In view of a clinical suspicion of CS, she underwent estimation of serum cortisol (at 8 am) along with plasma adrenocorticotropic hormone (ACTH). The levels of these were found to be > 75 mcg/dL (reference value 4.3–22.4 mcg/dL) and 363 pg/mL (reference value 10–60 pg/mL) respectively. This led to a diagnosis of ACTH-dependent Cushing syndrome. MRI cranium showed no evidence of pituitary or hypothalamic lesions. A contrast-enhanced computed tomography of the thorax and abdomen was performed for further evaluation of the etiology of endogenous Cushing syndrome. This showed evidence of a tumor in the tail of the pancreas, para-aortic and coeliac lymphadenopathy, evidence of metastasis to the liver, and bilateral adrenal hyperplasia (Fig. 2). Subsequently, the patient underwent distal pancreatectomy, bilateral adrenalectomy with nodal sampling, and liver nodule excision biopsy. Histopathological examination of the excised pancreatic specimen showed monomorphic tumor cells arranged in nests and sheets which showed moderate cytoplasm, fine stippled chromatin, and moderate degree of nuclear atypia. These cells were diffusely positive for immunohistochemistry with synaptophysin and chromogranin. The Ki-67 index was 40%. Hence, the final histopathology was suggestive of a well-differentiated pancreatic neuroendocrine tumor (World Health Organization Grade 3) with metastasis to celiac lymph node and liver nodule (Fig. 3). To summarize, she had a pancreatic neuroendocrine tumor producing ACTH, leading to endogenous CS. Post-operatively, she requires amlodipine (being tapered) and hydrocortisone. Stress dose of hydrocortisone was initiated. After multidisciplinary tumor board discussion, oral capecitabine and temozolamide chemotherapy were initiated.

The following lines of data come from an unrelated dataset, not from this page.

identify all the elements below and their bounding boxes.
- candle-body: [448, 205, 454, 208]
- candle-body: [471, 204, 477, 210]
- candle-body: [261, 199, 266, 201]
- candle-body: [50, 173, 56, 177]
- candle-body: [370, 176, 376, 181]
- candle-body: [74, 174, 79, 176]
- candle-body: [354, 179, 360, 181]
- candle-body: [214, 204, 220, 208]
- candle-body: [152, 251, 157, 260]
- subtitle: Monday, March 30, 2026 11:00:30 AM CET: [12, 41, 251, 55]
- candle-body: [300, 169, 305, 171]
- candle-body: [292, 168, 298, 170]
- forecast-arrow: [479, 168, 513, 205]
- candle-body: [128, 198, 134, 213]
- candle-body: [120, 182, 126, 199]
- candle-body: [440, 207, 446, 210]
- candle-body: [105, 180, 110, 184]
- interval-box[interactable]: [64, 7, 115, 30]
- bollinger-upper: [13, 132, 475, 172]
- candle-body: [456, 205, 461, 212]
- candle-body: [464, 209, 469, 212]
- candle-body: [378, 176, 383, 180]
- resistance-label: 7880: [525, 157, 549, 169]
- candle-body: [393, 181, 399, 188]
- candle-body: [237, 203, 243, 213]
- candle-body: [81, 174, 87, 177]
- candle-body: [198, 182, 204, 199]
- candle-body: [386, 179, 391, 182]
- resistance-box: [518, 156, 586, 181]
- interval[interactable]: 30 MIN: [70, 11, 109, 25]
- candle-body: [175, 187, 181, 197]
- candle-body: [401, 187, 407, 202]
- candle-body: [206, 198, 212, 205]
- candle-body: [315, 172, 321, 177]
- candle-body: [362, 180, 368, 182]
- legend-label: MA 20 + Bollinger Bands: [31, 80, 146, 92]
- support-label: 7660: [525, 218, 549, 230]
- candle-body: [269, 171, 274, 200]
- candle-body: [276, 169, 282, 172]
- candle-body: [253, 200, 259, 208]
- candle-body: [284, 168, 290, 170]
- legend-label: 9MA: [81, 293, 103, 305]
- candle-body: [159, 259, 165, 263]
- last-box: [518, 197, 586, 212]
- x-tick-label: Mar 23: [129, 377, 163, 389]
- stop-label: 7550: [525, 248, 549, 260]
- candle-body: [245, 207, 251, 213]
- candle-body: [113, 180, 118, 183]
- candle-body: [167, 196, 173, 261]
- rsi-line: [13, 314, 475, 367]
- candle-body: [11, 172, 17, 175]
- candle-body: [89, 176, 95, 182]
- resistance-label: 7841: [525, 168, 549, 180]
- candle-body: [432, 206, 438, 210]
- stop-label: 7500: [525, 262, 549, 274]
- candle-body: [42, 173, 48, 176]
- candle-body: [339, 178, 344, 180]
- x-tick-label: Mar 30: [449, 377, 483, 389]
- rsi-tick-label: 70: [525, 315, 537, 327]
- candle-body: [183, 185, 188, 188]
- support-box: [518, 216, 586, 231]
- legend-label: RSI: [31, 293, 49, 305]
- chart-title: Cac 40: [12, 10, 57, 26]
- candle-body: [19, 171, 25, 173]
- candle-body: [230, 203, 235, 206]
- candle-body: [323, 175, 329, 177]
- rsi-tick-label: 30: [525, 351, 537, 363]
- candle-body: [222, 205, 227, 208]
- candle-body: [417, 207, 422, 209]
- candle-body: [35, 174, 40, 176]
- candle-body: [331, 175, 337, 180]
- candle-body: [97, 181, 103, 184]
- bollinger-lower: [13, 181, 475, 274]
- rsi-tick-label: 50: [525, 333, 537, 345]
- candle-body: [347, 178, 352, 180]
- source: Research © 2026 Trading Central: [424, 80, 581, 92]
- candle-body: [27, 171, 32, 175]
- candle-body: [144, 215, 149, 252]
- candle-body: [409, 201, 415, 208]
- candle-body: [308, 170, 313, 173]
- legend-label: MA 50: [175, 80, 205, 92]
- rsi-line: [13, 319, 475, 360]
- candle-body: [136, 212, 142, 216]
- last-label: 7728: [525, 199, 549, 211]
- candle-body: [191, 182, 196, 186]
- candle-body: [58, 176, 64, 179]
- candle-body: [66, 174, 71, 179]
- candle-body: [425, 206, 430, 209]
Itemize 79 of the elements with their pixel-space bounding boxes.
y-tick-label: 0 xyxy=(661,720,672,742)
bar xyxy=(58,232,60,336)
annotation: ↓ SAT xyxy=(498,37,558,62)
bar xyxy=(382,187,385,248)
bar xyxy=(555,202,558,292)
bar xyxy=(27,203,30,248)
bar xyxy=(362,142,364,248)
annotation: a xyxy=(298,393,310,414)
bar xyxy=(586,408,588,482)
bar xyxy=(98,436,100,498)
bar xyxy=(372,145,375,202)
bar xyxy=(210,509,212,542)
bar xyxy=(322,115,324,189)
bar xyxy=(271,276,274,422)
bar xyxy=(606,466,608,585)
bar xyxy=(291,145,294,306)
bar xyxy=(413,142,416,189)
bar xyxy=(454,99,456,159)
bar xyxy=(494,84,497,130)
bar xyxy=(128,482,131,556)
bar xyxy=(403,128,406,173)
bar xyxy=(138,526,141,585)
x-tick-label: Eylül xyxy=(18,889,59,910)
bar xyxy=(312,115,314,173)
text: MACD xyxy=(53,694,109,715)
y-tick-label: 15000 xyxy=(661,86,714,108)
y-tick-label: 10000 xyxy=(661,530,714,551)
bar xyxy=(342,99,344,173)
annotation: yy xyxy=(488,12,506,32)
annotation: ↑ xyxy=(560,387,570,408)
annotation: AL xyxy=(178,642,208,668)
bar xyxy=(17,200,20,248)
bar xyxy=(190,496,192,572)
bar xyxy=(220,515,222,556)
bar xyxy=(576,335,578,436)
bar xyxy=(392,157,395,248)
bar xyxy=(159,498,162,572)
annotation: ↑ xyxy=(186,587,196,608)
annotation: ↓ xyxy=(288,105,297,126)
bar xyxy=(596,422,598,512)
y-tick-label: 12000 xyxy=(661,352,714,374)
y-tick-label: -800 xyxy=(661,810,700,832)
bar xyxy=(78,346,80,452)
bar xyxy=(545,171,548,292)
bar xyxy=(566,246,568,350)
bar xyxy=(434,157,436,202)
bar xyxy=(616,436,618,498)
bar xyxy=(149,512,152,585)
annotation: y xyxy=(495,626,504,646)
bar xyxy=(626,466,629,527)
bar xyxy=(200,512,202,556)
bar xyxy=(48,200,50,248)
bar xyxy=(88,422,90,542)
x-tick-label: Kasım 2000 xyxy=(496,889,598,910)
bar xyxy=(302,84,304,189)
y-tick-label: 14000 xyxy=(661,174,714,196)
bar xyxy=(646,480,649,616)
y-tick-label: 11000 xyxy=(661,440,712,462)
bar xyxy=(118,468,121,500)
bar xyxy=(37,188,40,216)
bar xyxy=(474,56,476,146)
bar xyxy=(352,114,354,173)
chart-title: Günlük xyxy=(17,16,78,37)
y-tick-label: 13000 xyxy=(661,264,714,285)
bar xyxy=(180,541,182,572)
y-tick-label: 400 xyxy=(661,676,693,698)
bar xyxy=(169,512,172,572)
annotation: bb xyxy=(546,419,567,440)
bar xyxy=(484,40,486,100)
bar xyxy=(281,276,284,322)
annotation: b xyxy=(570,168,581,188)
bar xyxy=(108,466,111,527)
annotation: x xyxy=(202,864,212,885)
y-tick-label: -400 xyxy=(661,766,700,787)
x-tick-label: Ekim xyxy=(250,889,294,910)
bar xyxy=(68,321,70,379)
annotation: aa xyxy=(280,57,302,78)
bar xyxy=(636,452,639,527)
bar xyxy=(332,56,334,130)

The mechanisms of hypertension in endogenous CS are multifactorial. The primary mechanism is the mineralocorticoid action exerted by supraphysiological levels of serum cortisol. Serum cortisol is known to bind to both glucocorticoid and mineralocorticoid receptors [1]. The plasma levels of cortisol in humans are 100–1000-fold higher than that of aldosterone which implies that mineralocorticoid receptor (MR) can be chiefly activated by cortisol. However, this is kept in check by 11β-hydroxy steroid dehydrogenase (11β-HSD) which modulates the effect of cortisol at the tissue level. There are two isoforms of 11β-HSD enzyme. The first isoform 11β-HSD1 catalyzes both dehydrogenation and reduction reactions and is responsible for the interconversion of cortisol and cortisone. In vivo, it predominantly functions as a reductase, converting inactive cortisone to active cortisol. It is abundantly expressed in the liver and adipose tissue. The second isoform 11β- HSD2 is active at very low cortisol concentrations and has mainly dehydrogenase activity which inactivates cortisol to cortisone. It is highly expressed in mineralocorticoid target tissues like renal cortex, colon, salivary, and sweat glands. This enzyme prevents cortisol from binding to MR in mineralocorticoid target tissues under physiological concentrations of cortisol. However, in cortisol excess states, the levels of cortisol would exceed the capacity of 11β-HSD to inactivate it to cortisone, thus making it available to bind to MR, mimicking excess aldosterone. This MR activation in turn results in increased renal tubular sodium reabsorption and intravascular volume expansion. Mineralocorticoid-induced hypertension is due to over activity of epithelial Na⁺ (ENac) [2] (Fig. 4). MR activity also leads to ROMK channel and H⁺K⁺ATPase stimulation in the distal nephron, leading to hypokalemia and metabolic alkalosis, respectively.